Holden can automatically create and update Cloudflare DNS records for your apps. When a container with a domain: starts, its domain gets pointed to your server’s public IP — no manual DNS management needed.

This is handled by a lightweight sidecar container (holden-ddns) that watches Docker labels and syncs them to Cloudflare.

  1. The sidecar reads holden.domains labels from all running containers via the Docker socket
  2. It detects your server’s public IP
  3. For each domain, it finds the matching Cloudflare zone and creates or updates an A record
  4. It reacts to container start/stop events and periodically checks for IP changes
flowchart LR
    D[Docker socket] -->|read labels| S[holden-ddns]
    S -->|detect IP| IP[Public IP]
    S -->|update records| CF[Cloudflare API]

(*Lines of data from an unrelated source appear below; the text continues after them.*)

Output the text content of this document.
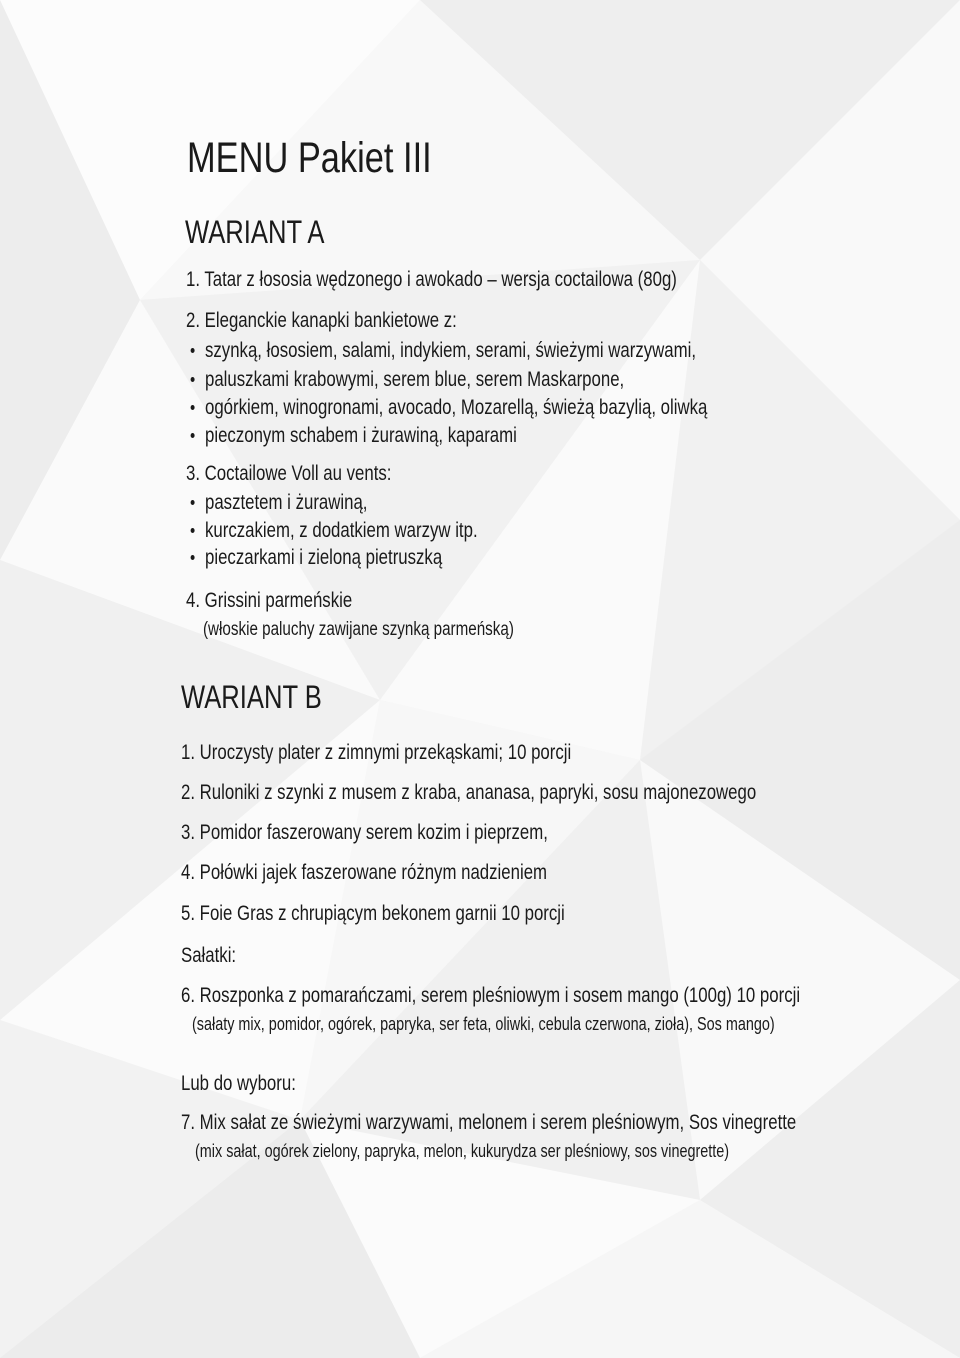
MENU Pakiet III
WARIANT A
1. Tatar z łososia wędzonego i awokado – wersja coctailowa (80g)
2. Eleganckie kanapki bankietowe z:
szynką, łososiem, salami, indykiem, serami, świeżymi warzywami,
paluszkami krabowymi, serem blue, serem Maskarpone,
ogórkiem, winogronami, avocado, Mozarellą, świeżą bazylią, oliwką
pieczonym schabem i żurawiną, kaparami
3. Coctailowe Voll au vents:
pasztetem i żurawiną,
kurczakiem, z dodatkiem warzyw itp.
pieczarkami i zieloną pietruszką
4. Grissini parmeńskie
(włoskie paluchy zawijane szynką parmeńską)
WARIANT B
1. Uroczysty plater z zimnymi przekąskami; 10 porcji
2. Ruloniki z szynki z musem z kraba, ananasa, papryki, sosu majonezowego
3. Pomidor faszerowany serem kozim i pieprzem,
4. Połówki jajek faszerowane różnym nadzieniem
5. Foie Gras z chrupiącym bekonem garnii 10 porcji
Sałatki:
6. Roszponka z pomarańczami, serem pleśniowym i sosem mango (100g) 10 porcji
(sałaty mix, pomidor, ogórek, papryka, ser feta, oliwki, cebula czerwona, zioła), Sos mango)
Lub do wyboru:
7. Mix sałat ze świeżymi warzywami, melonem i serem pleśniowym, Sos vinegrette
(mix sałat, ogórek zielony, papryka, melon, kukurydza ser pleśniowy, sos vinegrette)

Set CLOUDFLARE_API_TOKEN on the Holden container. When present, Holden spawns the holden-ddns sidecar automatically. Remove the variable to disable DDNS.

  1. Go to Cloudflare API Tokens
  2. Click Create Token
  3. Use the Edit zone DNS template, or create a custom token with:
    • Zone > Zone > Read — to list your zones
    • Zone > DNS > Edit — to create and update records
  4. Set the zone scope to All zones (or limit to specific zones)

Holden sets a holden.domains label on every container that has a domain: configured:

holden.domains: "app.example.com,www.example.com"

This is a comma-separated list of all domains for that service. The DDNS sidecar reads this label — it never parses Traefik rules or reads your holden.yml files.

The Overseer also sets holden.domains on the Holden container itself when HOLDEN_PUBLIC_DOMAIN is configured, so the dashboard/webhook domain gets DNS records too.

The sidecar adds a comment to every DNS record it creates:

managed by holden
Record exists?CommentFORCE offFORCE on
NoCreates recordCreates record
Yes, wrong IPmanaged by holdenUpdates recordUpdates record
Yes, wrong IPOther / noneSkipsUpdates record
Yes, correct IPNo-opNo-op

Without FORCE, the sidecar only touches records it created. This prevents accidentally overwriting records managed by other tools or set manually.

When a domain is removed from your config (or an app is deleted), the DNS record is not automatically deleted or modified. It continues pointing at your server’s IP, where Traefik will return a 404. Clean up stale records manually in the Cloudflare dashboard when you’re ready.

The sidecar subscribes to Docker container events (start, stop, die). When a Holden-managed container changes, it re-scans all labels and syncs. This means DNS updates happen within seconds of a deployment.

A periodic fallback (every 5 minutes) catches IP changes that happen without container events — for example, if your ISP assigns a new IP.